Editor’s note: Two years into the pandemic, artists are charting new paths forward. Across the Bay Area, they’re advocating for better pay, sharing resources and looking out for their communities’ well-being. Welcome to Our Creative Futures, a KQED Arts & Culture series that takes stock of the arts in this unpredictable climate. Share your story here.
Building ‘Our Creative Futures’ in the Never-Ending COVID Era
Those of us who’ve been going out lately feel like our eyes are too big for our stomachs. We want to stand by the speakers at concerts and feel the bass rattle our rib cages. We want to see all the art, whether it’s in formal theaters or garage galleries. We want to try all the foods and give all the hugs.
Yet [cue sound of deflating balloon], as the Bay Area hits its fifth COVID-19 surge, a blend of anxiety, fatigue and grief have tempered all this excitement. Even though California’s economy reopened last summer, independent artists are nowhere near a full recovery. And without a social safety net, artists have to fend for themselves in this unpredictable climate.
But because artists possess the gift of making something out of nothing, examples of their ingenuity abound in all corners of the Bay Area. This week in Our Creative Futures, you’ll read about mutual aid networks, new economic models and volunteer efforts to keep the arts thriving and sustainable.
With few public health measures against COVID-19 still in place, artists have to make difficult tradeoffs. You inevitably risk spread when your profession involves packing strangers into rooms. Not only is that dicey from a health perspective, for gigging artists who’ve lost significant income over the past two years, the prospect of illness is destabilizing when trying to get your career back on track.
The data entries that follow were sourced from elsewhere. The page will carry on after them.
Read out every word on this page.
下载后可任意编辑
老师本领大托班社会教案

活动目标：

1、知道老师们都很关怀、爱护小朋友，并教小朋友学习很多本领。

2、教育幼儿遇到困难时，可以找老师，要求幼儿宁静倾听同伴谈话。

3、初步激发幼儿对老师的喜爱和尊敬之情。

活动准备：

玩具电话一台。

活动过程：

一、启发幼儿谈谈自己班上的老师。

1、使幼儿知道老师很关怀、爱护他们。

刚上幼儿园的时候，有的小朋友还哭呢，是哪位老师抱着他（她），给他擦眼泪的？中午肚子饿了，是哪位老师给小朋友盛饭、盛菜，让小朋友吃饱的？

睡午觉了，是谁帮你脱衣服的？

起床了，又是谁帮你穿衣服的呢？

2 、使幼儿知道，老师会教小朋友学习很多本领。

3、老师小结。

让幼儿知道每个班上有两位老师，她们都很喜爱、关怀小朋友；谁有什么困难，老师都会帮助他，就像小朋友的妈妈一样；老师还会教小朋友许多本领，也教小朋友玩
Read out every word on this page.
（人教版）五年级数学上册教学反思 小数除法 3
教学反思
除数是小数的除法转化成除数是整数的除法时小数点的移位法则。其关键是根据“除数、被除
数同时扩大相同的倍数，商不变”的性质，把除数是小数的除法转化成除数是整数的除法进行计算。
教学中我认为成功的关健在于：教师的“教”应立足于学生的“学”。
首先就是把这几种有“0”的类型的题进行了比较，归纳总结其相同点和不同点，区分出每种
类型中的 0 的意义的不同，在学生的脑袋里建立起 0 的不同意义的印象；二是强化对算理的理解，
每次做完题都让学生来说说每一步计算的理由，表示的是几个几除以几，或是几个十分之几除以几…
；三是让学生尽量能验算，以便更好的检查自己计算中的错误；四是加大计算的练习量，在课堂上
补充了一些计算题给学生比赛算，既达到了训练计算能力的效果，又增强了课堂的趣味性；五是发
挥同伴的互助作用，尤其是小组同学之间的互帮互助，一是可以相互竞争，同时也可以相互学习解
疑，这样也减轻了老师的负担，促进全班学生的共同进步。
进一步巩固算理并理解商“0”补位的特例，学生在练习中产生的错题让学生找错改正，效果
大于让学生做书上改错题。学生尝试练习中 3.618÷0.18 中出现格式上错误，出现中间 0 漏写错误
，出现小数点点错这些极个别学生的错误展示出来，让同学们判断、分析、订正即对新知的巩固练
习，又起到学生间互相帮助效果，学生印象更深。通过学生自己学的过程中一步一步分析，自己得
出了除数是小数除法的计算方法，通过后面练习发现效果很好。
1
The arts bring communities closer and offer us spiritual relief, and there’s an economic case for supporting them as well. A healthy arts ecosystem equals a healthy overall economy: When people go out to concerts, museums and plays, they patronize restaurants, bars and other small businesses, and help neighborhoods thrive. According to the 2022 Otis College Report on the Creative Economy, California’s creative industries contributed 23% to the state’s GDP in 2020.
Unsurprisingly, the report found that the fine arts and performing arts were hit the hardest at the start of the pandemic. Those sectors experienced a 20% drop in employment that year, reversing the progress made in the 14 years since the Great Recession.
Statewide, the average self-employed fine or performing artist makes only $36,200 a year. That’s barely enough to pay rent and eat in the Bay Area, which makes every missed couple-hundred dollars significant. Other jobs that have traditionally bolstered artists’ income—like food service, driving rideshares and teaching—come with their own COVID risks that can lead to further setbacks.
Artists make our cities livelier, open us to new ideas and provide much-needed light amid all this darkness. They’re pressing on, sometimes at great personal cost. We shouldn’t take that for granted, and nurture them, support them and celebrate them.